Sport- und Freizeitbad : „Twin“-Hallenbad in Bad Neuenahr wird teurer als geplant

Erst sollte es 12,7 Millionen Euro kosten, jetzt 17 Millionen. Die Baukosten für das neue „Twin“-Hallenbad in Bad Neuenahr steigen weiter an.

Berlin will für den Neubau eines Hallenbades am Bad Neuenahrer Twin Nägel mit Köpfen. Oder, wie Bürgermeister Guido Orthen es am Montag im Haupt- und Finanzausschuss formulierte: „Für eine Förderung durch den Bund brauchen wir einen Ratsbeschluss, der deutlich macht, dass wir bauen wollen.“ Dabei geht es um 3,1 Millionen Euro, die der Bund als Förderung in Aussicht gestellt hat.

Der Ratsbeschluss zur „Umsetzung der Maßnahme“ soll kommenden Montag folgen. Ein folgenreicher Beschluss, denn eines ist der Stadt klar. Die Baukosten gehen nach oben. Diese steigen im Schnitt um vier Prozent pro Jahr, was für die bisher veranschlagten Gesamtkosten von 13,47 Millionen Euro für die Jahre 2019 bis 2022 rund 1,6 Millionen Euro ausmacht.

Hinzu kommen 1,2 Millionen Euro für den Rückbau, eine halbe Million für Außenanlagen und 200.000 Euro Umsatzsteuer sodass ein neues Twin auf rund 17 Millionen Euro käme.

Grundstücke sollen verkauft werden

Geld, das die Stadt auftreiben will und muss.
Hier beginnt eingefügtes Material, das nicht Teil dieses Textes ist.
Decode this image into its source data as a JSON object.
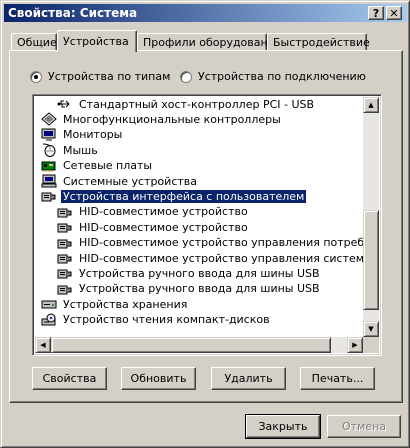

Dies soll über bereits getätigte und noch geplante Grundstücksverkäufe geschehen, die sich auf rund 8,5 Millionen Euro summieren. Der Kreis Ahrweiler ist mit 1,1 Millionen Euro im Boot, die Grafschaft mit 1,2 Millionen und die Verbandsgemeinde Altenahr mit 50.000 Euro. Das macht in der Summe mit den 3,1 Millionen vom Bund knapp 14 Millionen Euro.

Fehlen also noch drei Millionen Euro. Wobei eine „politische Entscheidung“ des Rates eine weitere knappe Million bringen könnte. Denn wenn, so der Vorschlag der Verwaltung, das Hallenbad, anders als ursprünglich vorgesehen, schon zum Mai 2021 geschlossen würde, würde eben jene knappe Million an Betriebskosten eingespart. Eine Vorgehensweise, die im Haupt- und Finanzausschuss quer durch die Fraktionen auf positive Resonanz stieß.

Zwei Millionen Euro Fehlbedarf stehen folglich noch im Raum. Und auch die Maßgabe, die im Rat mehrfach unterstrichen wurde, dass für ein neues Hallenbad keine neuen Schulden gemacht werden sollen. Hier soll eine Rechenaufgabe für das Rathaus helfen. Denn noch sind die Folgekosten, die ein neues Hallenbad mit sich bringt, nicht berechnet.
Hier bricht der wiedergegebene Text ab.